Kennecott Utah Copper Corp. has agreed to $102,000 for discharging arsenic-contaminated waste water into wetlands and the Great Salt Lake.
The money — a $27,000 fine and a $75,000 grant to Utah State University for a statewide septic-tank training program — will settle a complaint filed by the state after a September 1999 break in a waste-water pipeline that runs from the company's smelter to a nearby pump station.
The leak lasted nearly one month before Kennecott discovered it and an estimated 29 million gallons of effluent escaped into wetlands on company property. Some of the waste also worked its way into a pipeline that runs beneath I-80 and drains directly into the Great Salt Lake.
State water-quality officials measured arsenic levels at 1.86 milligrams per liter at the outflow's discharge point. That reading was nearly four times the arsenic level allowed by Kennecott's state pollution-discharge permit.
In large doses, arsenic can be fatal to humans and animals.
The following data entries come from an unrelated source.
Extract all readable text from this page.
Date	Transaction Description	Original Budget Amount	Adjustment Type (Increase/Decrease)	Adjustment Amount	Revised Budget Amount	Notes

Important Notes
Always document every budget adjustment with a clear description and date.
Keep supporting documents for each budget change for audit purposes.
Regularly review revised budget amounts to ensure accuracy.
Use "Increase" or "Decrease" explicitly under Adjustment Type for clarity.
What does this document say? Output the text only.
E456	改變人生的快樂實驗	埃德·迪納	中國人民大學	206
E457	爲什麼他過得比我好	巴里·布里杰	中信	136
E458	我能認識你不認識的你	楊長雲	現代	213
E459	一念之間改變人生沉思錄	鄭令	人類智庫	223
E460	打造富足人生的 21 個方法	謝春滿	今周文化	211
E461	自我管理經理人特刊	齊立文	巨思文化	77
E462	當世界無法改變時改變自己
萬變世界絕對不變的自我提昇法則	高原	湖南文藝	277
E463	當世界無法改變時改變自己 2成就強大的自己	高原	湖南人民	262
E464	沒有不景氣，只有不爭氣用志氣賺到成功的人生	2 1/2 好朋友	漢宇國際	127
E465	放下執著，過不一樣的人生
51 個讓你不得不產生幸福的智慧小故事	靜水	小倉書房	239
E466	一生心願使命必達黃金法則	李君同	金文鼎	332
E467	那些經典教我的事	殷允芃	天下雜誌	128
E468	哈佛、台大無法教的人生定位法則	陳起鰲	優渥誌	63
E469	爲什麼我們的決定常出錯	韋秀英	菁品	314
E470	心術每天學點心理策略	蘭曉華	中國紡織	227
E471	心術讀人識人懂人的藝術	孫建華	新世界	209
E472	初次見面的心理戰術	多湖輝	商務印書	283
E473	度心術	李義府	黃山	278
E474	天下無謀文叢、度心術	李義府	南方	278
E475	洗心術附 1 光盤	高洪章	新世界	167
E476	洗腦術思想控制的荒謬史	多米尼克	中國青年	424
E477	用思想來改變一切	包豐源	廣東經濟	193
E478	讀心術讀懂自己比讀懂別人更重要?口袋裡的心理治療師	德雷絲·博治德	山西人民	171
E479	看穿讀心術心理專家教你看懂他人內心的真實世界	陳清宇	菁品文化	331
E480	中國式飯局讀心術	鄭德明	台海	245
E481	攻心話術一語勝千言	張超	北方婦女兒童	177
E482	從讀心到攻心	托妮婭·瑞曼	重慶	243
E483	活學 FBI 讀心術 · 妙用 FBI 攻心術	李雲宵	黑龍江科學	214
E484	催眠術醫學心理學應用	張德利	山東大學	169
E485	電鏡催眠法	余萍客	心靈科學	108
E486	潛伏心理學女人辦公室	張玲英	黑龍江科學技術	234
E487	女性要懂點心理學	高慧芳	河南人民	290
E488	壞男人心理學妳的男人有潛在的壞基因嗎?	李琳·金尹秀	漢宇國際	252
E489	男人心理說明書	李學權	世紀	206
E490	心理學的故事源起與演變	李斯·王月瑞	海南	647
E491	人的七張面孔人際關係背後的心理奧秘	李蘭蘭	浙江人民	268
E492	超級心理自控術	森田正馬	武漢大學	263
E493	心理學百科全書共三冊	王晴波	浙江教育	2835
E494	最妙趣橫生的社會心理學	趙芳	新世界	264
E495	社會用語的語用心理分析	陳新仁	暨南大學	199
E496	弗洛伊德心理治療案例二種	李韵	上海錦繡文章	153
Officials are unsure what its long-term effects on the Great Salt Lake will be. There is no standard for arsenic in the lake's water, deputy director of the state Division of Water Quality Fred Pehrson said.
Company vice president Bill Williams said the leak went undetected because it was in an area obscured by tall reeds. Kennecott has replaced the pipeline with a double-walled line to reduce the chance of future spills.